BIOL 3272/5272 Applied Biostats
A book of (com)passion
I begin this writing in early Sept 2020, and am thinking about you, my students for the fall 2021 term. Currently much is uncertain — we are beginning a term in the wake of George Floyd’s murder [among many others], which has resulted in protests, uprisings, rioting and armed confrontation between protestors, armed citizens and police. We are in the midst of an uncertain economy, and a vicious presidential election. Most of us feel isolated as COVID has pushed most of us home, some of us are sick and/or have had family members fall ill. Who knows if classes will be happening in person or not in 2021? Global climate change is threatening our future etc. etc. etc.. You get it, there’s just so much happening, and so much uncertainty about the future of this class, the University of Minnesota, the United States, and the World.
Mid sept update: Now much of the west coast is ablaze.
Why do I bring this up? Well I know you’re dealing with a lot. Every year students are dealing with a lot — from jobs, to supporting family, to the everyday of being in college and living life, and this year there’s even more. I too have a lot — A 14 month-old daughter, research and life pressures, teaching etc. Yet, we are all trying to make the most of life in this era. We want to teach, learn, and grow.
What’s more, I believe this content is more important now than it has ever been, statistics is obsessed with the critical evaluation of claims in the face of data, and is therefore particularly useful in uncertain times. Given this focus, and given that you all have different energies, motivations and backgrounds, I am restructuring this course slightly from previous years. The biggest change is a continued deemphasis on math and programming – that doesn’t mean I’m eliminating these features, but rather that I am streamlining the required math and programming to what I believe are the essentials.

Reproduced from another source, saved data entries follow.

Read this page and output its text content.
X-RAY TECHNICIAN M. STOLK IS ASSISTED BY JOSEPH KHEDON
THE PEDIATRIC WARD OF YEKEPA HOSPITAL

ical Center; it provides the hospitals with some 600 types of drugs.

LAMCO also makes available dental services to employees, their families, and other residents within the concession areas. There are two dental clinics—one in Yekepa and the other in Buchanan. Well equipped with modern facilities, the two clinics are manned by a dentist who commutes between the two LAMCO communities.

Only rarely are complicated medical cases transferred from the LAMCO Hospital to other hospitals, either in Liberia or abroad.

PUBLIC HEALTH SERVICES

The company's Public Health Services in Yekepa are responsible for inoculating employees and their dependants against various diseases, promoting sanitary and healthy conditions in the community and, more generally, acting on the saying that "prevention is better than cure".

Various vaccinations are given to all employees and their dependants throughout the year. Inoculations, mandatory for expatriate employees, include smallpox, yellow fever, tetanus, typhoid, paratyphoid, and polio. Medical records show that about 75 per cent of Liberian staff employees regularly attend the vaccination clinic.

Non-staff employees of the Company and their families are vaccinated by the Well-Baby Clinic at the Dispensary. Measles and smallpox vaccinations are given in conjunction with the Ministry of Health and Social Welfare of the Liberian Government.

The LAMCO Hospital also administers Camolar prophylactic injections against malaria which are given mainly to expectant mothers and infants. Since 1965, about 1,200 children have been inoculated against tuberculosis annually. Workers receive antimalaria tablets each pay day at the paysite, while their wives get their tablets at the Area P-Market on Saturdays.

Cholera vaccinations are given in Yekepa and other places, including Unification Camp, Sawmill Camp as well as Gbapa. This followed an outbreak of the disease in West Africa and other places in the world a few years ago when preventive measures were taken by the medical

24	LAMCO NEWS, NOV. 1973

For those who want more mathematical and/or computational details (wither because you want to push yourself or you need this to make sense of things), I am including a bunch of optional content and support.
I LOVE TEACHING THIS COURSE – the content is very important to me. I also care deeply about you. I want to make sure you get all you can / all you need from this course, while recognizing the many challenges we are all facing. One tangible thing I leave you with is this book, which I hope you find useful as you go on in your life. Another thing I leave you with is my concern for your well-being and understanding – please contact me with any suggestions about the pace / content / you of this course and/or any life updates which may change how and when you can complete the work.
Course philosophy / goals
Hi! I’m a statistician. You might know me from my greatest hits including, “Have you tried plotting the data?”, “You’re not adequately powered to answer that question”, and “Correlation is not causation (except when it is 😉)” https://t.co/MpEHfqwHY8— Lucy D’Agostino McGowan (@LucyStats) January 19, 2019
My motivating goal for this course is to empower you to produce, present, and critically evaluate statistical evidence — especially as applied to biological topics. You should know that stats models are only models and that models are imperfect abstractions of reality. Yu should be able to think about jhow a biological question could be formulated as a statistical question, present graphs which show how data speak to this question, be aware of any shortcomings of that model, and how statistical analysis of a data set can be brought back into our biological discussion.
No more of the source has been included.